Synthetic Fragrances
Spraying of perfumes or deodorants or other synthetic fragrances produces as much Air pollution as Car emissions. According to a study, the ingredients used in preparing synthetic fragrances are proving harmful to the marine environment. Wastewater treatment plants don’t break them down, which means they slip into the rivers and oceans via sewage discharge.
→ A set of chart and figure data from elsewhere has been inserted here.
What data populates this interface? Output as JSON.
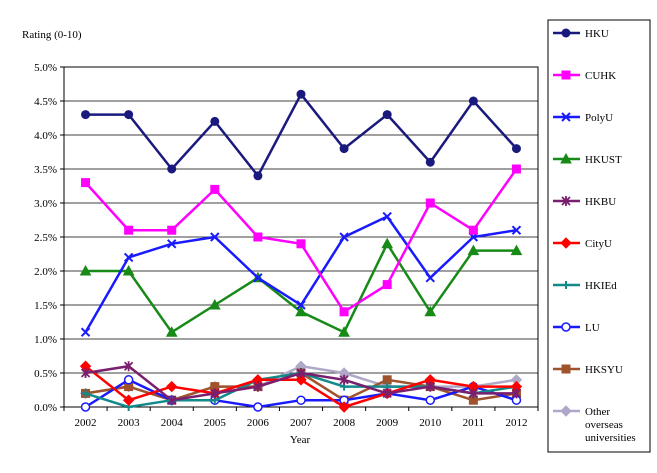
{
  "chart_data": {
    "type": "line",
    "ylabel": "Rating (0-10)",
    "xlabel": "Year",
    "x": [
      "2002",
      "2003",
      "2004",
      "2005",
      "2006",
      "2007",
      "2008",
      "2009",
      "2010",
      "2011",
      "2012"
    ],
    "ylim": [
      0,
      5.0
    ],
    "yticks": [
      "0.0%",
      "0.5%",
      "1.0%",
      "1.5%",
      "2.0%",
      "2.5%",
      "3.0%",
      "3.5%",
      "4.0%",
      "4.5%",
      "5.0%"
    ],
    "grid": "horizontal",
    "legend_position": "right",
    "series": [
      {
        "name": "HKU",
        "color": "#1a1a7e",
        "marker": "circle",
        "values": [
          4.3,
          4.3,
          3.5,
          4.2,
          3.4,
          4.6,
          3.8,
          4.3,
          3.6,
          4.5,
          3.8
        ]
      },
      {
        "name": "CUHK",
        "color": "#ff00ff",
        "marker": "square",
        "values": [
          3.3,
          2.6,
          2.6,
          3.2,
          2.5,
          2.4,
          1.4,
          1.8,
          3.0,
          2.6,
          3.5
        ]
      },
      {
        "name": "PolyU",
        "color": "#1a1aff",
        "marker": "x",
        "values": [
          1.1,
          2.2,
          2.4,
          2.5,
          1.9,
          1.5,
          2.5,
          2.8,
          1.9,
          2.5,
          2.6
        ]
      },
      {
        "name": "HKUST",
        "color": "#178a17",
        "marker": "triangle",
        "values": [
          2.0,
          2.0,
          1.1,
          1.5,
          1.9,
          1.4,
          1.1,
          2.4,
          1.4,
          2.3,
          2.3
        ]
      },
      {
        "name": "HKBU",
        "color": "#7a1f6e",
        "marker": "star",
        "values": [
          0.5,
          0.6,
          0.1,
          0.2,
          0.3,
          0.5,
          0.4,
          0.2,
          0.3,
          0.2,
          0.2
        ]
      },
      {
        "name": "CityU",
        "color": "#ff0000",
        "marker": "diamond",
        "values": [
          0.6,
          0.1,
          0.3,
          0.2,
          0.4,
          0.4,
          0.0,
          0.2,
          0.4,
          0.3,
          0.3
        ]
      },
      {
        "name": "HKIEd",
        "color": "#138a8a",
        "marker": "plus",
        "values": [
          0.2,
          0.0,
          0.1,
          0.1,
          0.4,
          0.5,
          0.3,
          0.3,
          0.3,
          0.2,
          0.3
        ]
      },
      {
        "name": "LU",
        "color": "#1a1aff",
        "marker": "ocircle",
        "values": [
          0.0,
          0.4,
          0.1,
          0.1,
          0.0,
          0.1,
          0.1,
          0.2,
          0.1,
          0.3,
          0.1
        ]
      },
      {
        "name": "HKSYU",
        "color": "#a0522d",
        "marker": "square",
        "values": [
          0.2,
          0.3,
          0.1,
          0.3,
          0.3,
          0.5,
          0.1,
          0.4,
          0.3,
          0.1,
          0.2
        ]
      },
      {
        "name": "Other overseas universities",
        "color": "#b0a8c8",
        "marker": "diamond",
        "values": [
          0.2,
          0.3,
          0.1,
          0.3,
          0.3,
          0.6,
          0.5,
          0.3,
          0.3,
          0.3,
          0.4
        ]
      }
    ]
  }
}
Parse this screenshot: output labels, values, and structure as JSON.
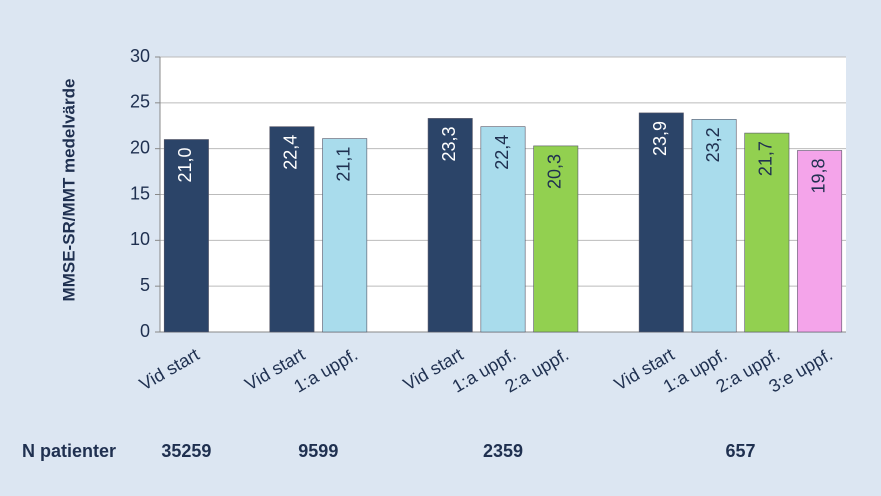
{
  "chart_data": {
    "type": "bar",
    "y_label": "MMSE-SR/MMT medelvärde",
    "ylim": [
      0,
      30
    ],
    "yticks": [
      0,
      5,
      10,
      15,
      20,
      25,
      30
    ],
    "grid": true,
    "colors": [
      "#2b4468",
      "#a9dcec",
      "#92d050",
      "#f4a4ea"
    ],
    "label_colors": [
      "#ffffff",
      "#1f3050",
      "#1f3050",
      "#1f3050"
    ],
    "n_label": "N patienter",
    "groups": [
      {
        "n": 35259,
        "categories": [
          "Vid start"
        ],
        "values": [
          21.0
        ],
        "value_labels": [
          "21,0"
        ]
      },
      {
        "n": 9599,
        "categories": [
          "Vid start",
          "1:a uppf."
        ],
        "values": [
          22.4,
          21.1
        ],
        "value_labels": [
          "22,4",
          "21,1"
        ]
      },
      {
        "n": 2359,
        "categories": [
          "Vid start",
          "1:a uppf.",
          "2:a uppf."
        ],
        "values": [
          23.3,
          22.4,
          20.3
        ],
        "value_labels": [
          "23,3",
          "22,4",
          "20,3"
        ]
      },
      {
        "n": 657,
        "categories": [
          "Vid start",
          "1:a uppf.",
          "2:a uppf.",
          "3:e uppf."
        ],
        "values": [
          23.9,
          23.2,
          21.7,
          19.8
        ],
        "value_labels": [
          "23,9",
          "23,2",
          "21,7",
          "19,8"
        ]
      }
    ]
  }
}
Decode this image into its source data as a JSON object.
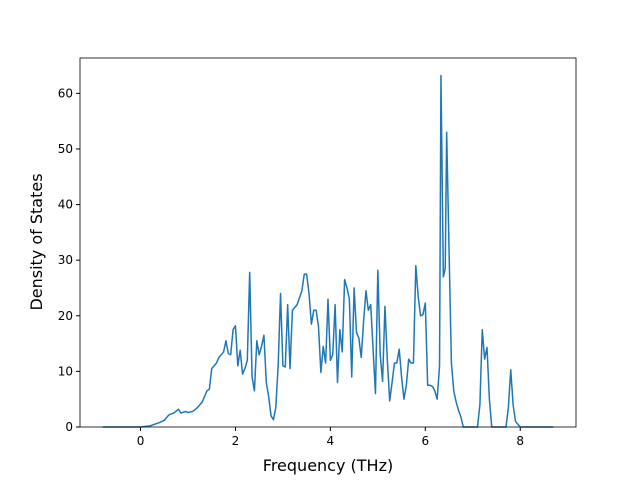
{
  "chart_data": {
    "type": "line",
    "xlabel": "Frequency (THz)",
    "ylabel": "Density of States",
    "xlim": [
      -1.275,
      9.175
    ],
    "ylim": [
      0,
      66.36
    ],
    "xticks": [
      0,
      2,
      4,
      6,
      8
    ],
    "yticks": [
      0,
      10,
      20,
      30,
      40,
      50,
      60
    ],
    "series": [
      {
        "color": "#1f77b4",
        "x": [
          -0.8,
          0.0,
          0.2,
          0.3,
          0.4,
          0.5,
          0.6,
          0.7,
          0.8,
          0.85,
          0.95,
          1.0,
          1.1,
          1.2,
          1.3,
          1.4,
          1.45,
          1.5,
          1.6,
          1.65,
          1.75,
          1.8,
          1.85,
          1.9,
          1.95,
          2.0,
          2.05,
          2.1,
          2.15,
          2.2,
          2.25,
          2.3,
          2.35,
          2.4,
          2.45,
          2.5,
          2.55,
          2.6,
          2.65,
          2.7,
          2.75,
          2.8,
          2.85,
          2.9,
          2.95,
          3.0,
          3.05,
          3.1,
          3.15,
          3.2,
          3.3,
          3.4,
          3.45,
          3.5,
          3.55,
          3.6,
          3.65,
          3.7,
          3.75,
          3.8,
          3.85,
          3.9,
          3.95,
          4.0,
          4.05,
          4.1,
          4.15,
          4.2,
          4.25,
          4.3,
          4.35,
          4.4,
          4.45,
          4.5,
          4.55,
          4.6,
          4.65,
          4.7,
          4.75,
          4.8,
          4.85,
          4.9,
          4.95,
          5.0,
          5.05,
          5.1,
          5.15,
          5.2,
          5.25,
          5.3,
          5.35,
          5.4,
          5.45,
          5.5,
          5.55,
          5.6,
          5.65,
          5.7,
          5.75,
          5.8,
          5.85,
          5.9,
          5.95,
          6.0,
          6.05,
          6.1,
          6.15,
          6.2,
          6.25,
          6.3,
          6.33,
          6.38,
          6.42,
          6.45,
          6.5,
          6.55,
          6.6,
          6.65,
          6.7,
          6.75,
          6.8,
          7.1,
          7.15,
          7.2,
          7.25,
          7.3,
          7.35,
          7.4,
          7.7,
          7.75,
          7.8,
          7.85,
          7.9,
          8.0,
          8.7
        ],
        "values": [
          0,
          0,
          0.2,
          0.5,
          0.8,
          1.2,
          2.2,
          2.5,
          3.2,
          2.5,
          2.8,
          2.6,
          2.8,
          3.5,
          4.5,
          6.5,
          6.8,
          10.5,
          11.5,
          12.5,
          13.5,
          15.5,
          13.2,
          13,
          17.5,
          18.2,
          11,
          13.8,
          9.5,
          10.5,
          12,
          27.8,
          9,
          6.5,
          15.5,
          13,
          14.5,
          16.5,
          8,
          5.5,
          2,
          1.3,
          3.5,
          11,
          24,
          11,
          10.8,
          22,
          10.5,
          21,
          22,
          24.5,
          27.5,
          27.5,
          24,
          18.5,
          21,
          21,
          18,
          9.8,
          14.5,
          11.5,
          23,
          12,
          13,
          22,
          8,
          17.5,
          13.5,
          26.5,
          25,
          23,
          9,
          25,
          17,
          16,
          12.5,
          19,
          24.5,
          21,
          22,
          14,
          6,
          28.2,
          13,
          8.2,
          21.7,
          12,
          4.7,
          8,
          11.5,
          11.5,
          14,
          9,
          5,
          7.5,
          12.2,
          11.5,
          11.5,
          29,
          23.5,
          20,
          20.2,
          22.3,
          7.5,
          7.5,
          7.3,
          6.5,
          5,
          11,
          63.2,
          27,
          28.5,
          53,
          32,
          11.5,
          6.5,
          4.5,
          3,
          1.8,
          0,
          0,
          4,
          17.5,
          12.2,
          14.3,
          5,
          0,
          0,
          3.5,
          10.3,
          4,
          1,
          0,
          0
        ]
      }
    ]
  }
}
The National Geographic reported that they “compromise a cell defence mechanism that normally prevents toxins from entering cells.” That means that even if they don’t harm organisms on their own, they can reduce the organism’s ability to protect itself from other toxins.

Triclosan
Triclosan are used in anti-bacterial products like hand sanitizers and laundry detergents. When triclosan is washed down the drains, it can alter the biochemistry of amphibians, fish and aquatic plants.  It doesn’t degrade quickly, tends to accumulate in the environment, and reacts with other chemicals in waterways to form dioxins, which are toxic.
Eco-friendly cosmetics have been introduced to significantly reduce pollution and waste. Many beauty brands are lifting the lid on natural, organic and eco-friendly products like shampoos, make ups. Environmental friendly products from cosmetics for personal care to household and cleaning products have been introduced in the market.